Pazarlama Araştırmasına Ne Zaman İhtiyaç Duyulur?

  • Zaman kısıtı
  • Verilerin elde edilebilirliği
  • Araştırma, ihtiyaç duyulan bilgiyi sağlayabilecek mi?
  • Verilecek kararın özelliği
  • Verilecek karar stratejik ve taktik açıdan ne kadar önemli?
  • Maliyete kıyasla araştırma bilgisinin değeri
  • Getiriler veya geri dönüş bu masrafa değer mi?
  • Sağlanan bilgi, harcamaları haklı çıkaracak derecede karar vermeyi kolaylaştıracak mı?
  • Teklif edilen araştırma harcaması eldeki fonların kullanılması açısından en iyi alternatif mi?

Pazarlama Araştırmasının Konuları

  • Ürün imajı
  • Marka haberdarlığı
  • Markaya karşı tutum
  • Dağıtım kanalları
  • Reklam
  • Satış tutundurma
  • Fiyatlama
  • Ambalajlama
  • Satış sonrası hizmetler
  • Yeni ürün geliştirme
  • Tüketici tercihleri

Pazarlama Araştırmasının Getirisi

  • Pazarlama araştırmasının neler yapıp neler yapamayacağı iyi bilinmelidir.
  • Pazarlama araştırması kötü bir ürünü sattıramaz.
  • Pazarlama araştırması 20 yıl sonrasının satışlarını tahmin edemez.
  • Lehmann’a göre; – Araştırma kendi başına karar veremez.

– Araştırma başarıyı garanti etmez.

  • Karar vermedeki belirsizlikleri ve riski azaltarak yöneticilere karar vermede yardımcı olur.

ARAŞTIRMA SÜRECİ

İşletmelerin yanlış veya yanıltıcı bilgiler yerine bilimsel ve mantıksal dolayısıyla doğru ve yararlı bilgilerle karar vermeleri gerekir. Pazarlama araştırması yapılırken belirli bir sıra izlenir. Araştırmada her aşama, birbirinden bağımsız olmayıp biri diğeri ile ilişkilidir.

Araştırma sürecinde aşağıdaki aşamalar yer alır.

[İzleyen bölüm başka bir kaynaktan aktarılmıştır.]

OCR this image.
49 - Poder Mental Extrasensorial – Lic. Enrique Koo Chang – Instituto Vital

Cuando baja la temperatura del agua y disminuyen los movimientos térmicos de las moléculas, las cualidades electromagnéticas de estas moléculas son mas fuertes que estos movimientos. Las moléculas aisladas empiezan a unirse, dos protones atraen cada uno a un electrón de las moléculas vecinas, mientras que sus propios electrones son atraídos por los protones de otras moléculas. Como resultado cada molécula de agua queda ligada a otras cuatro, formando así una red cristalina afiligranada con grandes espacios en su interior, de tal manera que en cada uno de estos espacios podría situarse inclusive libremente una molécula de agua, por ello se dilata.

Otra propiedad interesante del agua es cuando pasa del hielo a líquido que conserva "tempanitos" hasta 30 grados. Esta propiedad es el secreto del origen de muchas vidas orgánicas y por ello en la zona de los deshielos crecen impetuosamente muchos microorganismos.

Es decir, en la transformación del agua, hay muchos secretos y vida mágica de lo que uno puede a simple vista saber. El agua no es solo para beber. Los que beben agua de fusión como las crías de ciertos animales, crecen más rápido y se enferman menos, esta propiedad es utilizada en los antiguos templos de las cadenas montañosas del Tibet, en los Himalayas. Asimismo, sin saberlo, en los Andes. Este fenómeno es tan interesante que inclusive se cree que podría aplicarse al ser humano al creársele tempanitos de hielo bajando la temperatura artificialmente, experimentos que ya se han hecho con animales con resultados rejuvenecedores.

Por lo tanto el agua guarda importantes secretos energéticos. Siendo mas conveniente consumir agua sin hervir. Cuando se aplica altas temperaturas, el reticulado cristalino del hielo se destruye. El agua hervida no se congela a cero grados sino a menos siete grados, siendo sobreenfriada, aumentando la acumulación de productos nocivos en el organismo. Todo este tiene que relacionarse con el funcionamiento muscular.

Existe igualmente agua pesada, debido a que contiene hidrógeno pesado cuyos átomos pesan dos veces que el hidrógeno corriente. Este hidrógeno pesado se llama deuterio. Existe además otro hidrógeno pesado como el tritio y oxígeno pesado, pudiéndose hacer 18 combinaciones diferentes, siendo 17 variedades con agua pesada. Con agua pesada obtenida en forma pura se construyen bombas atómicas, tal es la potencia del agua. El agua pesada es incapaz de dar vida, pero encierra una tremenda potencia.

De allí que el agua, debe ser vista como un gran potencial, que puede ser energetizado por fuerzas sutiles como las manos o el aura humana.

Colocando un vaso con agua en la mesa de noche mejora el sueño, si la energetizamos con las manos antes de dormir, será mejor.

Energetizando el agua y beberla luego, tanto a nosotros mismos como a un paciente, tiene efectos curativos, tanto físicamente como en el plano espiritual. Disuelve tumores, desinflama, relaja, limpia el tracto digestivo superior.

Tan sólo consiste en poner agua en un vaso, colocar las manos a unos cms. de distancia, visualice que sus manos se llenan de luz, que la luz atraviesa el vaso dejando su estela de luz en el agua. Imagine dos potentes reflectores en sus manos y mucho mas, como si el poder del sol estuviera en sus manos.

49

  1. Problemin Teşhis ve Tanımlanması

Pazarlama yöneticileri her gün çeşitli problemlerle karşılaşırlar. Bunlar açık ve gizli olmak üzere iki şekilde ortaya çıkarlar. Eğer problem kendisini açıkça gösteriyorsa, örneğin işletme satış miktarlarındaki düşüklükten şikâyetçi ise, bu durumda problem var demektir. Problem gizli de olabilir. Örneğin satış elemanlarının moralinin iyi olmaması, sonuçta satış çabalarının azalmasına yol açarak satışların düşmesine neden olabilir.

Problem tanımı ve yaklaşım geliştirme sürecinde yöneticilerle, endüstride çalışan uzman kişilerle görüşmeler yapılır. Bazen yapısal olmayan, küçük örneklere dayalı keşfedici araştırma metodolojisi olan kalitatif araştırmaya başvurulur. Bu çalışmalar, araştırmacının çevresel etkenlerini analiz ederek problemin geçmişini anlamasında yardımcı olur. Daha sonra problem tanımı yapılarak tanıma uygun yaklaşım geliştirilir. Bu yaklaşım kapsamında; amaç/teorik çatı, analitik model, araştırma soruları, hipotezler ve araştırma dizaynını etkileyen özellikler/faktörler ortaya konur.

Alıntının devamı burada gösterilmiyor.